Wednesday, September 5, 2018

HBO's Believer Shows How Religion Becomes Toxic

On a slow Sunday afternoon about two months ago I turned on HBO and started watching a documentary called Believer.  I'm not an Imagine Dragons fan--I think I only heard their songs in commercials--but it was a pretty interesting story about the group's lead singer trying to put on a music festival called LoveLoud to bring together Mormons and LGBTQ people.

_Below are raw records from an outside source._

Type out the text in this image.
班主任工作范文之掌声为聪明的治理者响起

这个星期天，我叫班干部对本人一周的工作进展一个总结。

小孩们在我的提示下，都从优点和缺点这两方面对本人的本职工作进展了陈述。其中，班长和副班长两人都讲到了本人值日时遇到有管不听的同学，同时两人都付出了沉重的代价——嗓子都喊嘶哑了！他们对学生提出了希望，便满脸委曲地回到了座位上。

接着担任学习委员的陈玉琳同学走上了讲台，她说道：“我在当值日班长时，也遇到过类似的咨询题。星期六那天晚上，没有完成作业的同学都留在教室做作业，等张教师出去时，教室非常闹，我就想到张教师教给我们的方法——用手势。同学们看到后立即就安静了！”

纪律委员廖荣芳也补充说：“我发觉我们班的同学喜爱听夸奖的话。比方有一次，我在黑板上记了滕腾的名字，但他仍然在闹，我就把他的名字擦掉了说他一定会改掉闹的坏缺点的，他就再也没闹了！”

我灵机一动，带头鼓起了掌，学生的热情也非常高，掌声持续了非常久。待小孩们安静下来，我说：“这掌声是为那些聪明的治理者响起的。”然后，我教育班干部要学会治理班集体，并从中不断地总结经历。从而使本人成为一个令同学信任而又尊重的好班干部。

The lead singer--Dan Reynolds I think; mostly I thought he sorta looked and sounded like Chris Pratt--is a Mormon and got his wife to convert.  This brought up some problems because his wife had lesbian friends and the Mormon church was big into Proposition 8 in California to keep gay people from getting married.  The lesbian friends refused to even go to the wedding.  Then once his group started to hit the big time he started to hear from some gay fans who were feeling suicidal because their Mormon families wouldn't accept them.

Around the same time the Mormon singer of the group Neon Trees came out as gay and found that not all his family and friends were all that supportive.  This guy talked to Dan Reynolds and they came up with the idea of putting together a music festival.  It seemed like a slam dunk; Imagine Dragons was routinely selling out stadiums and the other group was doing well too.  So together they should be able to sell out a park or something, right?

Well first there was the issue of finding a location.  It took a while before someone agreed to let them hold the show on a baseball field that could hold about 20,000 in Provo, Utah.  And then ticket sales were pretty sluggish.  Imagine Dragons could sell out the basketball stadium in Salt Lake but they could only sell 7,500 tickets for this.  Hurm...

It wasn't until the Mormon church gave its OK that the show sold out.  You basically had 11,000 people who couldn't decide on their own to go; they needed some old guys in a temple to say it was OK.  Were they afraid that Mormon spies would rat them out and get them excommunicated?  I guess it could happen with social media or whatever.  But if your church is that anal, maybe it shouldn't be your church?

Despite singing some songs and some testimonials from LGBTQ Mormons, nothing changed.  The old white guys in charge said it was this generation's challenge to resist "temptation" and whatnot.  So I guess they're going to have another festival this year.

The documentary shows the ways that a religion that can otherwise be fine to bring people together can become toxic.  Mormons who come out are basically shunned by the rest of the church and can be excommunicated.  I'd say six of one, a half-dozen of the other, just find yourself some other church, but to these people it's a big deal.  It gets to the point that many of them attempt suicide, if not actually succeed.  Suicide rates at Brigham Young University are well above other schools.

Religion should be about bringing people together, not pushing away.  And sure as hell not killing them.  That's why there's been fighting in the Middle East for about 4000 years now.  If you're more concerned with words in a book than actual people then there's just something wrong with you.  Books are great--except when they justify hatred.  As I said before, if your church is this anal, maybe it shouldn't be your church.

Something I like to remind smug Christians of:  they're the minority.  Christianity in all its forms is the largest religion but even that is only about 1/7 of the world population.  You have a billion plus Chinese, nearly a billion Indians, and almost that whole Middle East and Africa that aren't Christian so before you're so sure you're on the winning team, maybe you ought to do the math.  And then maybe not take it so fucking seriously.  It's not worth anyone's life.

2 comments:

Cindy said...

Many years ago, I quit a church because it was too fear based. It was too demanding in meetings like bible studies and if you missed them you were looked down. When I was pregnant, I had bad morning sickness and couldn't go. Hardly any of them even visited or asked about me, so that lead to me quitting and I don't go to church hardly at all now and I don't care..lol.

David Powers King said...

It's been interesting to see how things have softened since Prop 8, and LGBTQ panels are quite popular at conferences where you just didn't see them before, however I'm kinda seeing the same thing happening again with marijuana being on the ballot this year. Takes time to change minds, sometimes.